En la agroindustria, el almacenaje dejó de ser un aspecto meramente operativo para convertirse en una variable estratégica. La diversidad de productos, los cambios en los ritmos de la demanda y la necesidad de mayor precisión están impulsando un cambio de enfoque: ya no alcanza con tener capacidad disponible, también importa qué tan adaptable es esa infraestructura.
En ese contexto, la versatilidad operativa empieza a consolidarse como un diferencial clave, especialmente para empresas que trabajan con productos líquidos o sólidos y requieren soluciones alineadas a la escala real de su operación
“Hoy la agroindustria necesita soluciones de almacenaje que se adapten a cada producto y a cada operación. La versatilidad deja de ser un diferencial y pasa a ser una condición para operar con eficiencia”, notas Mariana Trentin, gerente general de BRD Tanks.
Uno de los puntos donde este cambio se vuelve más evidente es en el almacenaje de líquidos. No todas las terminales cuentan con una oferta diversa de medidas de tanques, y esa diferencia impacta directamente en las operaciones que pueden atender. En particular, disponer de capacidades más pequeñas resulta clave para empresas con operaciones chicas y medianas, que no siempre requieren grandes volúmenes pero sí condiciones técnicas específicas.
En ese segmento, BRD Tanks opera con tanques de 28, 50, 110, 250, 500, 600, 2.000 y 2.500 m³, en acero al carbono y acero inoxidable 316, con posibilidad de incorporar calefacción, mezcla (blending) y fraccionamiento según el producto . Esta diversidad permite ajustar la operación a cada necesidad sin estandarizar el tratamiento de los líquidos.
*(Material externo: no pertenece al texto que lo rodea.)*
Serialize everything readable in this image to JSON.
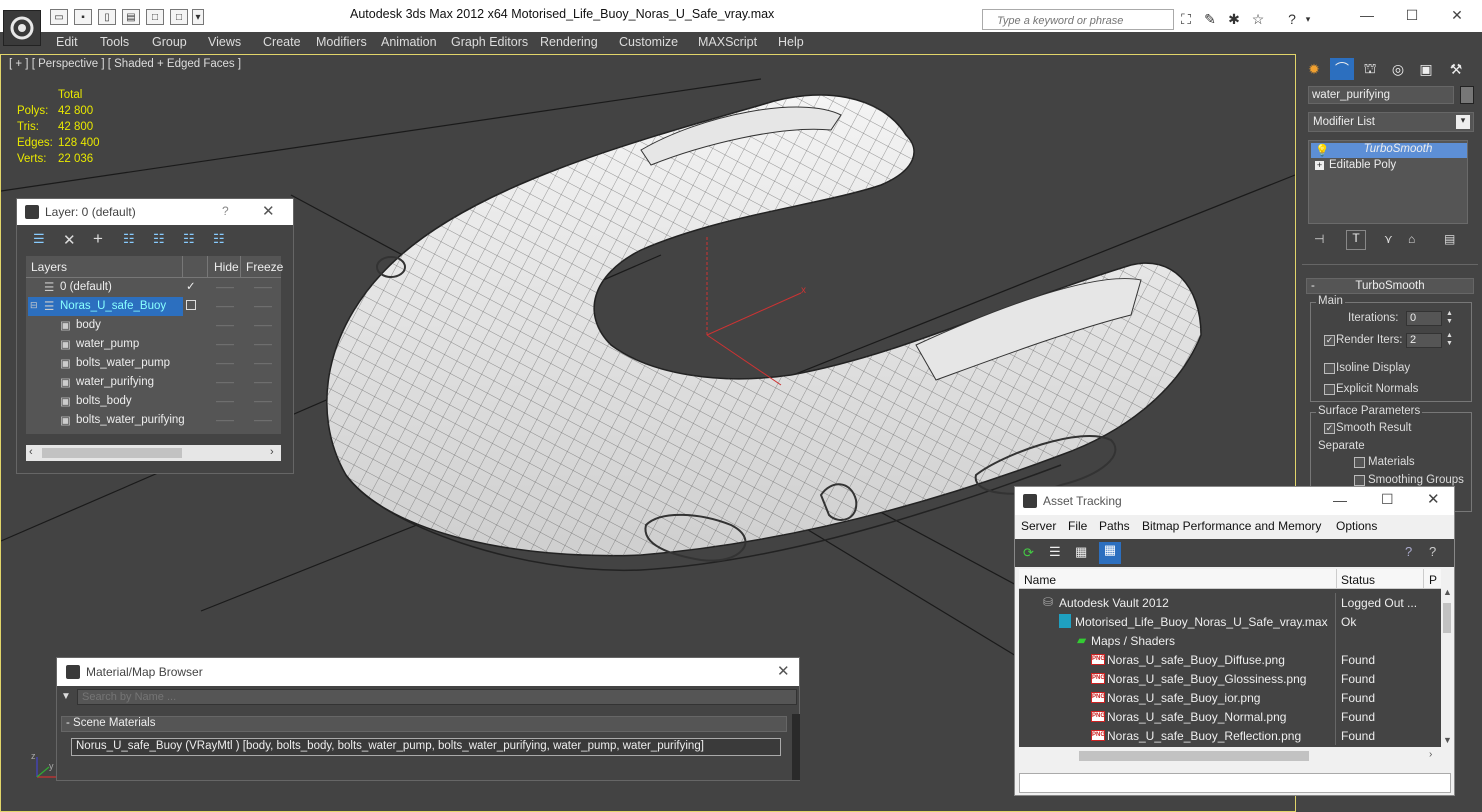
{
  "app": {
    "title": "Autodesk 3ds Max  2012 x64     Motorised_Life_Buoy_Noras_U_Safe_vray.max",
    "search_placeholder": "Type a keyword or phrase"
  },
  "menu": [
    "Edit",
    "Tools",
    "Group",
    "Views",
    "Create",
    "Modifiers",
    "Animation",
    "Graph Editors",
    "Rendering",
    "Customize",
    "MAXScript",
    "Help"
  ],
  "viewport": {
    "label": "[ + ] [ Perspective ] [ Shaded + Edged Faces ]",
    "stats": {
      "header": "Total",
      "rows": [
        {
          "label": "Polys:",
          "value": "42 800"
        },
        {
          "label": "Tris:",
          "value": "42 800"
        },
        {
          "label": "Edges:",
          "value": "128 400"
        },
        {
          "label": "Verts:",
          "value": "22 036"
        }
      ]
    },
    "axis_x": "x",
    "axis_y": "y",
    "axis_z": "z"
  },
  "command_panel": {
    "object_name": "water_purifying",
    "modifier_list": "Modifier List",
    "stack": [
      "TurboSmooth",
      "Editable Poly"
    ],
    "rollout_title": "TurboSmooth",
    "main_group": "Main",
    "iterations_label": "Iterations:",
    "iterations_value": "0",
    "render_iters_label": "Render Iters:",
    "render_iters_value": "2",
    "isoline_label": "Isoline Display",
    "explicit_normals_label": "Explicit Normals",
    "surface_group": "Surface Parameters",
    "smooth_result_label": "Smooth Result",
    "separate_label": "Separate",
    "materials_label": "Materials",
    "smoothing_groups_label": "Smoothing Groups"
  },
  "layer_window": {
    "title": "Layer: 0 (default)",
    "help": "?",
    "columns": [
      "Layers",
      "Hide",
      "Freeze"
    ],
    "rows": [
      {
        "name": "0 (default)",
        "indent": 1,
        "selected": false,
        "active": true
      },
      {
        "name": "Noras_U_safe_Buoy",
        "indent": 0,
        "selected": true,
        "active": false
      },
      {
        "name": "body",
        "indent": 2,
        "selected": false,
        "active": false
      },
      {
        "name": "water_pump",
        "indent": 2,
        "selected": false,
        "active": false
      },
      {
        "name": "bolts_water_pump",
        "indent": 2,
        "selected": false,
        "active": false
      },
      {
        "name": "water_purifying",
        "indent": 2,
        "selected": false,
        "active": false
      },
      {
        "name": "bolts_body",
        "indent": 2,
        "selected": false,
        "active": false
      },
      {
        "name": "bolts_water_purifying",
        "indent": 2,
        "selected": false,
        "active": false
      }
    ]
  },
  "material_browser": {
    "title": "Material/Map Browser",
    "search_placeholder": "Search by Name ...",
    "section": "- Scene Materials",
    "item": "Norus_U_safe_Buoy  (VRayMtl )  [body, bolts_body, bolts_water_pump, bolts_water_purifying, water_pump, water_purifying]"
  },
  "asset_tracking": {
    "title": "Asset Tracking",
    "menu": [
      "Server",
      "File",
      "Paths",
      "Bitmap Performance and Memory",
      "Options"
    ],
    "columns": [
      "Name",
      "Status",
      "P"
    ],
    "rows": [
      {
        "name": "Autodesk Vault 2012",
        "status": "Logged Out ...",
        "icon": "vault",
        "indent": 0
      },
      {
        "name": "Motorised_Life_Buoy_Noras_U_Safe_vray.max",
        "status": "Ok",
        "icon": "max",
        "indent": 1
      },
      {
        "name": "Maps / Shaders",
        "status": "",
        "icon": "maps",
        "indent": 2
      },
      {
        "name": "Noras_U_safe_Buoy_Diffuse.png",
        "status": "Found",
        "icon": "png",
        "indent": 3
      },
      {
        "name": "Noras_U_safe_Buoy_Glossiness.png",
        "status": "Found",
        "icon": "png",
        "indent": 3
      },
      {
        "name": "Noras_U_safe_Buoy_ior.png",
        "status": "Found",
        "icon": "png",
        "indent": 3
      },
      {
        "name": "Noras_U_safe_Buoy_Normal.png",
        "status": "Found",
        "icon": "png",
        "indent": 3
      },
      {
        "name": "Noras_U_safe_Buoy_Reflection.png",
        "status": "Found",
        "icon": "png",
        "indent": 3
      }
    ]
  },
  "colors": {
    "accent": "#1e78d0",
    "stats": "#e8e800",
    "viewport_border": "#e2d56a"
  }
}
El mismo criterio se aplica al almacenamiento de sólidos. La compañía dispone de naves en distintos tamaños que, en conjunto, alcanzan los 3.000 m², lo que permite adaptar el espacio según el tipo de producto, el volumen y la dinámica logística .
A la versatilidad de la infraestructura se suma la ubicación estratégica del predio, en Baradero, dentro del corredor CABA–Rosario, con acceso ágil a puertos y al hub agroindustrial, un factor que impacta directamente en la eficiencia de la operación.
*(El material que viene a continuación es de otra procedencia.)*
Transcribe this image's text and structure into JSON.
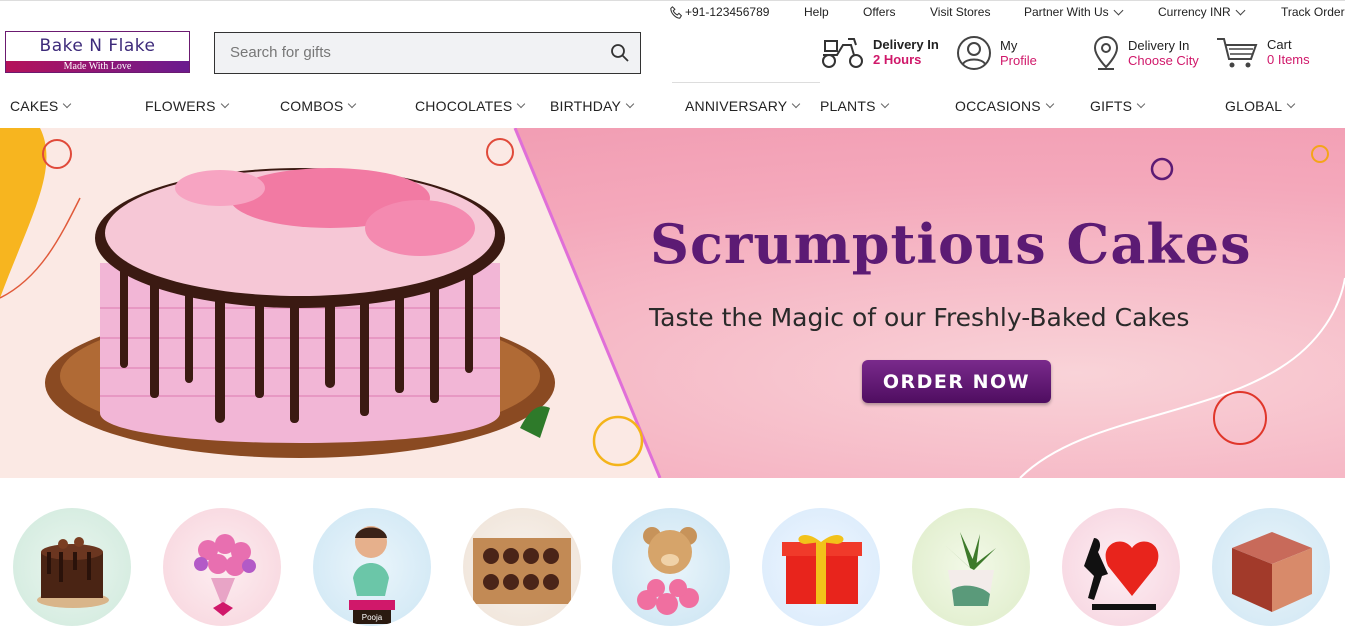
{
  "topbar": {
    "phone": "+91-123456789",
    "help": "Help",
    "offers": "Offers",
    "visit_stores": "Visit Stores",
    "partner": "Partner With Us",
    "currency": "Currency INR",
    "track": "Track Order"
  },
  "logo": {
    "name": "Bake N Flake",
    "tagline": "Made With Love"
  },
  "search": {
    "placeholder": "Search for gifts"
  },
  "header": {
    "delivery": {
      "line1": "Delivery In",
      "line2": "2 Hours"
    },
    "profile": {
      "line1": "My",
      "line2": "Profile"
    },
    "city": {
      "line1": "Delivery In",
      "line2": "Choose City"
    },
    "cart": {
      "line1": "Cart",
      "line2": "0 Items"
    }
  },
  "nav": [
    "CAKES",
    "FLOWERS",
    "COMBOS",
    "CHOCOLATES",
    "BIRTHDAY",
    "ANNIVERSARY",
    "PLANTS",
    "OCCASIONS",
    "GIFTS",
    "GLOBAL"
  ],
  "banner": {
    "title": "Scrumptious Cakes",
    "subtitle": "Taste the Magic of our Freshly-Baked Cakes",
    "cta": "ORDER NOW"
  },
  "colors": {
    "brand_purple": "#5c1b74",
    "accent_pink": "#d0186a",
    "banner_pink": "#f4a8bb"
  },
  "categories": [
    "cake-icon",
    "flowers-icon",
    "personalized-icon",
    "chocolates-icon",
    "teddy-icon",
    "gift-box-icon",
    "plant-icon",
    "anniversary-icon",
    "photo-cube-icon"
  ],
  "caricature_name": "Pooja"
}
La propuesta se completa con servicios logísticos integrados que incluyen recepción, almacenamiento y despacho de productos, ingreso y egreso mediante camiones cisterna, isotanques, flexitanks y bins, así como procesos complementarios como blending, líneas calefaccionadas y fraccionamiento . Esta integración permite simplificar la operatoria y reducir la necesidad de múltiples proveedores.
En paralelo, la terminal cuenta con infraestructura operativa que facilita el flujo logístico, como balanza para camiones, calles internas de hormigón y playa de estacionamiento, junto con un esquema de seguridad que incluye vigilancia 24 horas, circuito cerrado de cámaras y control perimetral.
El modelo resulta especialmente relevante para empresas con operaciones chicas y medianas, donde la eficiencia no pasa por escalar infraestructura sino por contar con soluciones ajustadas a cada necesidad. En ese contexto, la combinación de distintas medidas de tanques, variedad de superficies para sólidos y servicios integrados empieza a ser tan determinante como la capacidad total instalada.
Con un mercado cada vez más exigente en términos de precisión operativa, el almacenaje flexible gana espacio dentro de la cadena agroindustrial. Y en ese proceso, la versatilidad deja de ser una ventaja competitiva para convertirse en una respuesta concreta a una demanda cada vez más específica.